The properties adduced may indeed be allowed to distinguish Substance from the other Existents.They afford a means of grouping substances together and calling them by a common name.They do not however establish the unity of a genus, and they do not bring to light the concept and the nature of Substance.
These considerations are sufficient for our purpose: let us now proceed to investigate the nature of Quantity.
4.We are told that number is Quantity in the primary sense, number together with all continuous magnitude, space and time: these are the standards to which all else that is considered as Quantity is referred, including motion which is Quantity because its time is quantitative- though perhaps, conversely, the time takes its continuity from the motion.
If it is maintained that the continuous is a Quantity by the fact of its continuity, then the discrete will not be a Quantity.
If, on the contrary, the continuous possesses Quantity as an accident, what is there common to both continuous and discrete to make them quantities?
Suppose we concede that numbers are quantities: we are merely allowing them the name of quantity; the principle which gives them this name remains obscure.
On the other hand, line and surface and body are not called quantities; they are called magnitudes: they become known as quantities only when they are rated by number-two yards, three yards.Even the natural body becomes a quantity when measured, as does the space which it occupies; but this is quantity accidental, not quantity essential; what we seek to grasp is not accidental quantity but Quantity independent and essential, Quantity-Absolute.Three oxen is not a quantity; it is their number, the three, that is Quantity; for in three oxen we are dealing with two categories.So too with a line of a stated length, a surface of a given area; the area will be a quantity but not the surface, which only comes under that category when it constitutes a definite geometric figure.
Are we then to consider numbers, and numbers only, as constituting the category of Quantity? If we mean numbers in themselves, they are substances, for the very good reason that they exist independently.If we mean numbers displayed in the objects participant in number, the numbers which give the count of the objects- ten horses or ten oxen, and not ten units- then we have a paradoxical result: first, the numbers in themselves, it would appear, are substances but the numbers in objects are not; and secondly, the numbers inhere in the objects as measures [of extension or weight], yet as standing outside the objects they have no measuring power, as do rulers and scales.If however their existence is independent, and they do not inhere in the objects, but are simply called in for the purpose of measurement, the objects will be quantities only to the extent of participating in Quantity.

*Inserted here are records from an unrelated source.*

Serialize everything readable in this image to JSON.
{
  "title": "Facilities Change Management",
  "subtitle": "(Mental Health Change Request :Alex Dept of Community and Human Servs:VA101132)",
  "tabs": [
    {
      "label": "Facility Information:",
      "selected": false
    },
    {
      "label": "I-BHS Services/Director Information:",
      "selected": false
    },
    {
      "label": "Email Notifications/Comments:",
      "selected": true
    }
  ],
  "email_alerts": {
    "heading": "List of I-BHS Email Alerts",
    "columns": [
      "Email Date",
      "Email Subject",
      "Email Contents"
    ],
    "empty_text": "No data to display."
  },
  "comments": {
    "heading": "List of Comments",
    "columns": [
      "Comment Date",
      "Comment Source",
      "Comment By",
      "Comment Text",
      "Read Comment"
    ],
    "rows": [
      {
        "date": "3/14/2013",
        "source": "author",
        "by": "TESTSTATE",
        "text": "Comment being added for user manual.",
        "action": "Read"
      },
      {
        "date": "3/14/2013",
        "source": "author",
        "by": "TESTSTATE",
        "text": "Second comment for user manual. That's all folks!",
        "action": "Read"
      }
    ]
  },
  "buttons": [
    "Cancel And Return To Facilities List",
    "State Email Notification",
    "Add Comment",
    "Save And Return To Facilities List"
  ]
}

So with the numbers themselves: how can they constitute the category of Quantity? They are measures; but how do measures come to be quantities or Quantity? Doubtless in that, existing as they do among the Existents and not being adapted to any of the other categories, they find their place under the influence of verbal suggestion and so are referred to the so-called category of Quantity.We see the unit mark off one measurement and then proceed to another; and number thus reveals the amount of a thing, and the mind measures by availing itself of the total figure.
It follows that in measuring it is not measuring essence; it pronounces its "one" or "two," whatever the character of the objects, even summing contraries.It does not take count of condition-hot, handsome; it simply notes how many.
Number then, whether regarded in itself or in the participant objects, belongs to the category of Quantity, but the participant objects do not."Three yards long" does not fall under the category of Quantity, but only the three.
Why then are magnitudes classed as quantities? Not because they are so in the strict sense, but because they approximate to Quantity, and because objects in which magnitudes inhere are themselves designated as quantities.We call a thing great or small from its participation in a high number or a low.True, greatness and smallness are not claimed to be quantities, but relations: but it is by their apparent possession of quantity that they are thought of as relations.All this, however, needs more careful examination.
In sum, we hold that there is no single genus of Quantity.Only number is Quantity, the rest [magnitudes, space, time, motion]
quantities only in a secondary degree.We have therefore not strictly one genus, but one category grouping the approximate with the primary and the secondary.
We have however to enquire in what sense the abstract numbers are substances.Can it be that they are also in a manner quantitative?
Into whatever category they fall, the other numbers [those inherent in objects] can have nothing in common with them but the name.5.Speech, time, motion- in what sense are these quantities?
Let us begin with speech.It is subject to measurement, but only in so far as it is sound; it is not a quantity in its essential nature, which nature is that it be significant, as noun and verb are significant.The air is its Matter, as it is Matter to verb and noun, the components of speech.
To be more precise, we may define speech as an impact [made upon the outer air by the breath], though it is not so much the impact as the impression which the impact produces and which, as it were, imposes Form [upon the air].Speech, thus, is rather an action than a quantity- an action with a significance.Though perhaps it would be truer to say that while this motion, this impact, is an action, the counter-motion is an experience [or Passion]; or each may be from different points of view either an action or an experience: or we may think of speech as action upon a substrate [air] and experience within that substrate.